12. Par exemple, des études récentes ont identifié la pratique de l’excision au Kurdistan irakien mais aussi dans les zones frontalières de l’Egypte, de la Bande de Gaza (Palestine), dans le désert du Néguev (Israël) et parmi les communautés éthiopiennes installées en Israël. La loi du silence est omniprésente, il est donc probable que les zones de pratique de l’excision soient plus étendues.

Cf. Kupat Holim Clinic, « Ritual female genital surgery among Bedouin in Israel », Arch sex Behav, Krahat, Israël, 1995 ; N. Grisaru, S. Letzer, R. H. Belmake, « Ritual female genital surgery among Ethiopians Jews », Arch Sex Behav, 1997 ; A. Al-Krenawi & R. Wiesel-Lev, Attitudes toward and perceived psychosocial impact of female circumcision as practiced among the Bedouin-Arabs of the Negev, 1999. Pour le Kurdistan d’Irak, Sandra Strobel et Thomas v. der Osten-Sacken, « Mutilation génitale féminine du Kurdistan irakien », 8 mars 2006, 1re Journée humanitaire sur la santé des Femmes dans le monde organisée par Gynécologie sans Frontières electronic book [www.wadinet.de] et Cécile Hennion, « L’excision au Kurdistan. Un secret de famille et de guerre », Christine Ockrent (sous la dir. de), op. cit. p. 223-227.
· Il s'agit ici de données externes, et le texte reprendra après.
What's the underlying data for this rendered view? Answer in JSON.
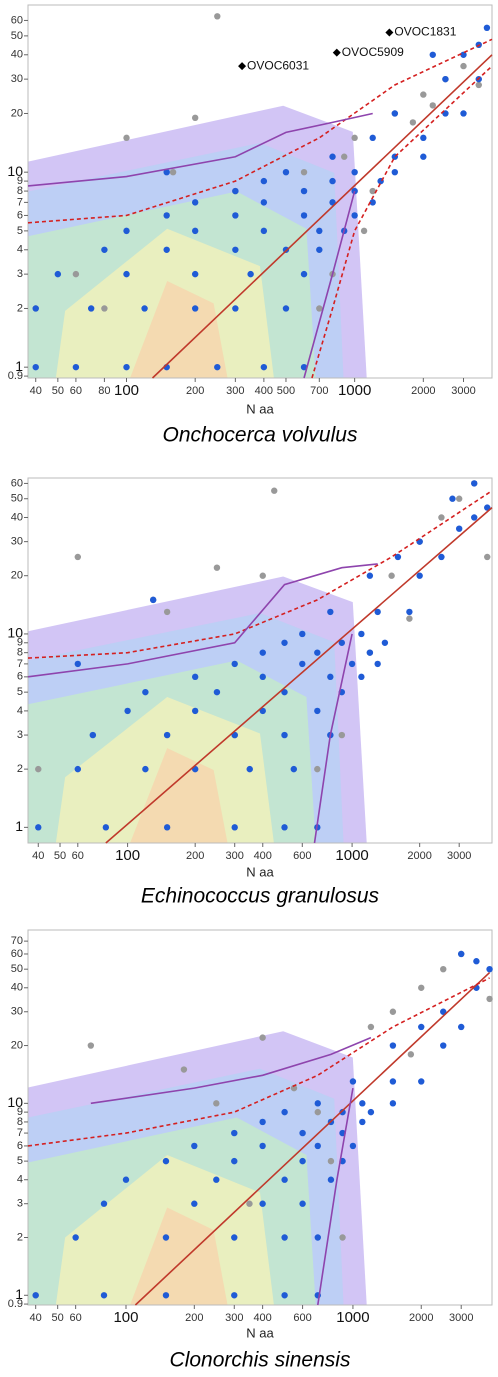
{
  "chart_data": [
    {
      "type": "scatter",
      "title": "Onchocerca volvulus",
      "x_label": "N aa",
      "log_x": true,
      "log_y": true,
      "xlim": [
        37,
        4000
      ],
      "ylim": [
        0.88,
        72
      ],
      "xticks": [
        40,
        50,
        60,
        80,
        100,
        200,
        300,
        400,
        500,
        700,
        1000,
        2000,
        3000
      ],
      "yticks": [
        0.9,
        1,
        2,
        3,
        4,
        5,
        6,
        7,
        8,
        9,
        10,
        20,
        30,
        40,
        50,
        60
      ],
      "series": [
        {
          "kind": "points",
          "color": "#999999",
          "x": [
            250,
            200,
            100,
            60,
            40,
            80,
            700,
            800,
            1100,
            1200,
            1500,
            2000,
            2500,
            3000,
            900,
            1000,
            600,
            1800,
            2200,
            3500,
            160,
            300
          ],
          "y": [
            63,
            19,
            15,
            3,
            2,
            2,
            2,
            3,
            5,
            8,
            20,
            25,
            30,
            35,
            12,
            15,
            10,
            18,
            22,
            28,
            10,
            8
          ]
        },
        {
          "kind": "points",
          "color": "#1f5bd6",
          "x": [
            40,
            60,
            100,
            150,
            250,
            400,
            600,
            40,
            70,
            120,
            200,
            300,
            500,
            50,
            100,
            200,
            350,
            600,
            80,
            150,
            300,
            500,
            700,
            100,
            200,
            400,
            700,
            900,
            150,
            300,
            600,
            1000,
            200,
            400,
            800,
            1200,
            300,
            600,
            1000,
            400,
            800,
            1300,
            500,
            1000,
            1500,
            800,
            1500,
            2000,
            1200,
            2000,
            1500,
            2500,
            3000,
            2500,
            3500,
            3000,
            3800,
            150,
            2200,
            3500
          ],
          "y": [
            1,
            1,
            1,
            1,
            1,
            1,
            1,
            2,
            2,
            2,
            2,
            2,
            2,
            3,
            3,
            3,
            3,
            3,
            4,
            4,
            4,
            4,
            4,
            5,
            5,
            5,
            5,
            5,
            6,
            6,
            6,
            6,
            7,
            7,
            7,
            7,
            8,
            8,
            8,
            9,
            9,
            9,
            10,
            10,
            10,
            12,
            12,
            12,
            15,
            15,
            20,
            20,
            20,
            30,
            30,
            40,
            55,
            10,
            40,
            45
          ]
        },
        {
          "kind": "line",
          "color": "#c0392b",
          "x": [
            130,
            4000
          ],
          "y": [
            0.88,
            40
          ]
        },
        {
          "kind": "dashed",
          "color": "#d42020",
          "x": [
            37,
            100,
            300,
            700,
            1500,
            4000
          ],
          "y": [
            5.5,
            6,
            9,
            15,
            28,
            48
          ]
        },
        {
          "kind": "dashed",
          "color": "#d42020",
          "x": [
            650,
            800,
            1000,
            1500,
            4000
          ],
          "y": [
            0.88,
            2,
            5,
            12,
            35
          ]
        },
        {
          "kind": "line",
          "color": "#8e44ad",
          "x": [
            37,
            100,
            300,
            500,
            800,
            1200
          ],
          "y": [
            8.5,
            9.5,
            12,
            16,
            18,
            20
          ]
        },
        {
          "kind": "line",
          "color": "#8e44ad",
          "x": [
            600,
            800,
            1000
          ],
          "y": [
            0.88,
            3,
            8
          ]
        }
      ],
      "annotations": [
        {
          "text": "OVOC6031",
          "x": 321,
          "y": 35
        },
        {
          "text": "OVOC5909",
          "x": 835,
          "y": 41
        },
        {
          "text": "OVOC1831",
          "x": 1420,
          "y": 52
        }
      ]
    },
    {
      "type": "scatter",
      "title": "Echinococcus granulosus",
      "x_label": "N aa",
      "log_x": true,
      "log_y": true,
      "xlim": [
        36,
        4200
      ],
      "ylim": [
        0.83,
        64
      ],
      "xticks": [
        40,
        50,
        60,
        100,
        200,
        300,
        400,
        600,
        1000,
        2000,
        3000
      ],
      "yticks": [
        1,
        2,
        3,
        4,
        5,
        6,
        7,
        8,
        9,
        10,
        20,
        30,
        40,
        50,
        60
      ],
      "series": [
        {
          "kind": "points",
          "color": "#999999",
          "x": [
            60,
            130,
            150,
            250,
            450,
            400,
            900,
            1500,
            2000,
            2500,
            3000,
            3500,
            1200,
            700,
            40,
            300,
            1800,
            4000
          ],
          "y": [
            25,
            15,
            13,
            22,
            55,
            20,
            3,
            20,
            30,
            40,
            50,
            60,
            8,
            2,
            2,
            3,
            12,
            25
          ]
        },
        {
          "kind": "points",
          "color": "#1f5bd6",
          "x": [
            40,
            80,
            150,
            300,
            500,
            700,
            60,
            120,
            200,
            350,
            550,
            70,
            150,
            300,
            500,
            800,
            100,
            200,
            400,
            700,
            120,
            250,
            500,
            900,
            200,
            400,
            800,
            1100,
            300,
            600,
            1000,
            1300,
            400,
            700,
            1200,
            500,
            900,
            1400,
            600,
            1100,
            800,
            1300,
            1800,
            1200,
            2000,
            1600,
            2500,
            2000,
            3000,
            3500,
            2800,
            4000,
            3500,
            130,
            60
          ],
          "y": [
            1,
            1,
            1,
            1,
            1,
            1,
            2,
            2,
            2,
            2,
            2,
            3,
            3,
            3,
            3,
            3,
            4,
            4,
            4,
            4,
            5,
            5,
            5,
            5,
            6,
            6,
            6,
            6,
            7,
            7,
            7,
            7,
            8,
            8,
            8,
            9,
            9,
            9,
            10,
            10,
            13,
            13,
            13,
            20,
            20,
            25,
            25,
            30,
            35,
            40,
            50,
            45,
            60,
            15,
            7
          ]
        },
        {
          "kind": "line",
          "color": "#c0392b",
          "x": [
            80,
            4200
          ],
          "y": [
            0.83,
            45
          ]
        },
        {
          "kind": "dashed",
          "color": "#d42020",
          "x": [
            36,
            100,
            300,
            700,
            1500,
            4200
          ],
          "y": [
            7.5,
            8,
            10,
            15,
            25,
            55
          ]
        },
        {
          "kind": "line",
          "color": "#8e44ad",
          "x": [
            36,
            100,
            300,
            500,
            900,
            1300
          ],
          "y": [
            6,
            7,
            9,
            18,
            22,
            23
          ]
        },
        {
          "kind": "line",
          "color": "#8e44ad",
          "x": [
            680,
            800,
            1000
          ],
          "y": [
            0.83,
            3,
            10
          ]
        }
      ]
    },
    {
      "type": "scatter",
      "title": "Clonorchis sinensis",
      "x_label": "N aa",
      "log_x": true,
      "log_y": true,
      "xlim": [
        37,
        4100
      ],
      "ylim": [
        0.89,
        80
      ],
      "xticks": [
        40,
        50,
        60,
        100,
        200,
        300,
        400,
        600,
        1000,
        2000,
        3000
      ],
      "yticks": [
        0.9,
        1,
        2,
        3,
        4,
        5,
        6,
        7,
        8,
        9,
        10,
        20,
        30,
        40,
        50,
        60,
        70
      ],
      "series": [
        {
          "kind": "points",
          "color": "#999999",
          "x": [
            70,
            180,
            400,
            250,
            550,
            700,
            800,
            1500,
            2000,
            2500,
            3000,
            4000,
            1200,
            40,
            1800,
            900,
            350
          ],
          "y": [
            20,
            15,
            22,
            10,
            12,
            9,
            5,
            30,
            40,
            50,
            60,
            35,
            25,
            1,
            18,
            2,
            3
          ]
        },
        {
          "kind": "points",
          "color": "#1f5bd6",
          "x": [
            40,
            80,
            150,
            300,
            500,
            700,
            60,
            150,
            300,
            500,
            700,
            80,
            200,
            400,
            600,
            100,
            250,
            500,
            800,
            150,
            300,
            600,
            900,
            200,
            400,
            700,
            1000,
            300,
            600,
            900,
            400,
            800,
            1100,
            500,
            900,
            1200,
            700,
            1100,
            1500,
            1000,
            1500,
            2000,
            1500,
            2500,
            2000,
            3000,
            2500,
            3500,
            4000,
            3000,
            3500
          ],
          "y": [
            1,
            1,
            1,
            1,
            1,
            1,
            2,
            2,
            2,
            2,
            2,
            3,
            3,
            3,
            3,
            4,
            4,
            4,
            4,
            5,
            5,
            5,
            5,
            6,
            6,
            6,
            6,
            7,
            7,
            7,
            8,
            8,
            8,
            9,
            9,
            9,
            10,
            10,
            10,
            13,
            13,
            13,
            20,
            20,
            25,
            25,
            30,
            40,
            50,
            60,
            55
          ]
        },
        {
          "kind": "line",
          "color": "#c0392b",
          "x": [
            110,
            4000
          ],
          "y": [
            0.89,
            48
          ]
        },
        {
          "kind": "dashed",
          "color": "#d42020",
          "x": [
            37,
            100,
            300,
            700,
            1500,
            4000
          ],
          "y": [
            6,
            7,
            9,
            14,
            25,
            45
          ]
        },
        {
          "kind": "line",
          "color": "#8e44ad",
          "x": [
            70,
            200,
            400,
            800,
            1200
          ],
          "y": [
            10,
            12,
            14,
            18,
            22
          ]
        },
        {
          "kind": "line",
          "color": "#8e44ad",
          "x": [
            700,
            850,
            1000
          ],
          "y": [
            0.89,
            4,
            12
          ]
        }
      ]
    }
  ]
}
13. On peut citer à titre d’exemples, deux cas récents : le viol de Sabrina Al-Jabbri et la lapidation de Doa Khalil Aswad.

Début 2007, Sabrina Al-Jabri, une jeune Irakienne de tradition sunnite, a révélé aux journalistes d’Al Jazira son viol par trois policiers chiites irakiens. Cette dénonciation publique – une première dans la presse – a permis de lever un tabou sur l’utilisation courante de la torture sexuelle en Irak par la police nationale. Depuis la mise en place d’un Observatoire des prisons de femmes en 2005, l’OWFI constate que « la torture et le viol sont des procédures d’enquêtes courantes dans les postes de police conduites par des militaires affiliés au gouvernement. Pour la plupart, ils appartiennent aux milices chiites Badr et à l’Armée du Mahdi » (in OWFI, Rapport de l’OWFI premier semestre 2006, Nisaba, 2006, 23 p.).

Pour rappel, la police nationale irakienne est instruite notamment par Dyncorp, une entreprise de sécurité privée américaine engagée par les Etats-Unis, déjà connue pour des méthodes similaires dans les Balkans.

Le second exemple est celui de Doa Khalil Aswad. Le 7 avril 2007, à Bashiqua (Kurdistan d’Irak), cette jeune fille appartenant à la minorité religieuse yézidi a été publiquement lapidée par des hommes de sa famille parce qu’elle fréquentait un jeune Arabe issu de la communauté musulmane. Cette lapidation a été commise en pleine journée sans que la police kurde daigne intervenir. Très vite, la situation a dégénéré en guerre civile entre communautés sunnite, chiite et yézidi sur fond de séparatisme kurde et de conflit irakien… Les interactions sont courantes entre appartenances religieuses et domination des femmes et servent, systématiquement, d’alibis politiques.

14. Alors que les révélations sur les pratiques de tortures sexuelles sur des hommes par l’armée américaine dans la prison d’Abou-Graib ont eu un écho retentissant dans la presse internationale, le viol des femmes emprisonnées à Abu Graib n’a pas reçu le même traitement médiatique. Pourtant de nombreuses femmes soupçonnées d’avoir été violées ont été assassinées par leur propre famille dès leur sortie de prison, afin de « laver l’honneur de la famille ». Cette pratique a été dénoncée par l’OWFI.

15. L’OWFI est soutenue, entre autres, par Mama Cash (Pays-Bas), Madre (Etats-Unis), Sigrid Rausing Trust (Grande-Bretagne), Global Fund for Women (Etats-Unis), V-Day (Etats-Unis) et Association for Women’s Right in Development, (Etats-Unis).